Novak Djokovic Kalahkan Felix Auger di Perempat Final Wimbledon 2026
Beritabaru1.com – Dalam pertandingan menarik di babak perempat final Wimbledon 2026, Novak Djokovic berhasil mengatasi tantangan berat dari Felix Auger-Aliassime. Kemenangan ini menjadi bagian dari perjalanan Djokovic menuju babak semifinal, di mana ia akan berhadapan dengan Jannik Sinner, petenis nomor satu dunia yang juga memenangkan pertandingan sebelumnya melawan Jan-Lennard Struff. Pertandingan berlangsung di Centre Court dengan durasi mencapai lebih dari lima jam, dan akhirnya diakhiri dengan skor 7-6 (12-10), 3-6, 6-3, 6-7 (4-7), dan 7-6 (10-4), menunjukkan ketahanan mental serta fisik Djokovic yang luar biasa.
Latar Belakang dan Kekuatan Pemain Muda
Felix Auger-Aliassime, yang baru berusia 23 tahun, merupakan salah satu pemain papan atas yang memperlihatkan potensi besar di turnamen ini. Pemain Kanada tersebut dikenal memiliki teknik berkelas dan kemampuan mental yang tangguh, terutama saat menghadapi lawan berpengalaman seperti Djokovic. Pertandingan ini juga menjadi kesempatan bagus bagi Auger-Aliassime untuk menunjukkan kemampuan bertahan di bawah tekanan, meski akhirnya harus kalah setelah melewati lima set yang berat.
Novak Djokovic, yang telah mengantarkan keberhasilan besar di Wimbledon sebelumnya, kembali menunjukkan dominasinya dalam kondisi sulit.
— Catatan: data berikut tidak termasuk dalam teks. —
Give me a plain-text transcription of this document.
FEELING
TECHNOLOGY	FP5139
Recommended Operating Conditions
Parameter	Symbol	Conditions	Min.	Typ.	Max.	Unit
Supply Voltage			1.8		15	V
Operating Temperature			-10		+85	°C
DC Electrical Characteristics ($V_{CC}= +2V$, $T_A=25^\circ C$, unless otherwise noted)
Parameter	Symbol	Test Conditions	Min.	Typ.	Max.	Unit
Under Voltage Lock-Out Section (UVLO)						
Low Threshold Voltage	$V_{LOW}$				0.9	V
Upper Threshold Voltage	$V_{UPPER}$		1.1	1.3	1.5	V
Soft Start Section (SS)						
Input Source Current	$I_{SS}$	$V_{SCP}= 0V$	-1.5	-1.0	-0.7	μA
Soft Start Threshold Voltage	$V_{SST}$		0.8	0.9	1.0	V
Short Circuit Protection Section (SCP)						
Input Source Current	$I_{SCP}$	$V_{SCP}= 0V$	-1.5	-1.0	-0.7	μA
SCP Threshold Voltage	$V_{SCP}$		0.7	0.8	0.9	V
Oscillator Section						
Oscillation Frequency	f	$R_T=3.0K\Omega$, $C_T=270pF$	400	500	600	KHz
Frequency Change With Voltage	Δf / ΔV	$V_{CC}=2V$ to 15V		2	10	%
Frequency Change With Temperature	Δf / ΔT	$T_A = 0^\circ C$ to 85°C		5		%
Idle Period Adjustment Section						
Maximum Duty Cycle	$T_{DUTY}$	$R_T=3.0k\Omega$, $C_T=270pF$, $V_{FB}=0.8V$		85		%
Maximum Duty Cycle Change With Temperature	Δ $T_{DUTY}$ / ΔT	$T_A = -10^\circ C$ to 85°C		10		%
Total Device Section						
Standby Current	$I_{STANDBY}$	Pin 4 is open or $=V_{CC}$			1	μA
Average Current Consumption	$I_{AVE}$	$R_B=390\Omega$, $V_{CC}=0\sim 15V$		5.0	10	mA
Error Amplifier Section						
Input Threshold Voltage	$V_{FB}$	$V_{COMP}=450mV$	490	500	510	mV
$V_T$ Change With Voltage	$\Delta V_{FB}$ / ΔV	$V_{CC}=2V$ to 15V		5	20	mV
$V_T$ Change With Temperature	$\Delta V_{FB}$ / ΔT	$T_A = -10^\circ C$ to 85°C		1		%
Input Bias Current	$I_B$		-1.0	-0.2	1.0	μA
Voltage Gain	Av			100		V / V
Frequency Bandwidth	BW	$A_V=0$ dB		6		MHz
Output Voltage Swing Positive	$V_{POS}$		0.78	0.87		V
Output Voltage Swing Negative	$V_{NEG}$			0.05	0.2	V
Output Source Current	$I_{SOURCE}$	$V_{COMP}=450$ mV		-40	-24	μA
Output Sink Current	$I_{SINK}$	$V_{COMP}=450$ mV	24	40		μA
Meski mengalami luka pada kaki kirinya di set pertama, Djokovic mampu bangkit dan memperlihatkan konsistensi yang luar biasa. Kelelahan tampak jelas pada wajahnya, namun permainannya tetap mantap, terutama saat menyelesaikan laga hingga babak final.
Momen Penting dalam Pertandingan
Pertandingan melawan Felix Auger-Aliassime berakhir dengan tie-break panjang di set pertama, yang menunjukkan ketatnya persaingan. Djokovic berhasil menang setelah Auger-Aliassime membuat kesalahan voli di momen kritis, sekaligus mengakhiri satu set berat. Di set kedua, ketegangan meningkat ketika panitia memutuskan menutup atap Centre Court, meski kedua pemain mengkritik keputusan tersebut. Pertandingan ini juga menjadi sorotan karena Djokovic berdebat dengan wasit Denise Parnell terkait konsistensi aturan pertandingan luar ruangan.
Djokovic kembali menunjukkan kekuatan bermain melawan Felix Auger, terutama saat menghadapi keadaan sulit di set ketiga dan keempat. Setelah menang tie-break di set keempat, ia memaksa pertandingan ke set kelima, yang berlangsung sengit hingga akhirnya menang dengan skor 7-6 (10-4). Kesuksesan ini memperkuat posisi Djokovic sebagai salah satu petenis terbaik sepanjang masa, terutama dalam konteks pencapaian rekor Grand Slam tunggal yang selama ini diimpikan.
Saya memenangkan pertandingan ini dengan raket dan hati yang besar,
ujar Djokovic yang tampak kelelahan usai laga.
Djokovic kini hanya perlu dua kemenangan lagi untuk mencetak rekor Grand Slam tunggal terbanyak dalam sejarah. Ini merupakan momen penting karena dia akan melanjutkan perjalanan di Wimbledon 2026, di mana pertandingan melawan Felix Auger-Aliassime menjadi langkah besar menuju gelar yang sangat diinginkan. Sebelum tampil, Djokovic memberikan tarian kecil sebagai dedikasi untuk putrinya, menunjukkan perpaduan antara kekuatan lapangan dan emosi yang mengalir di tengah penonton Centre Court.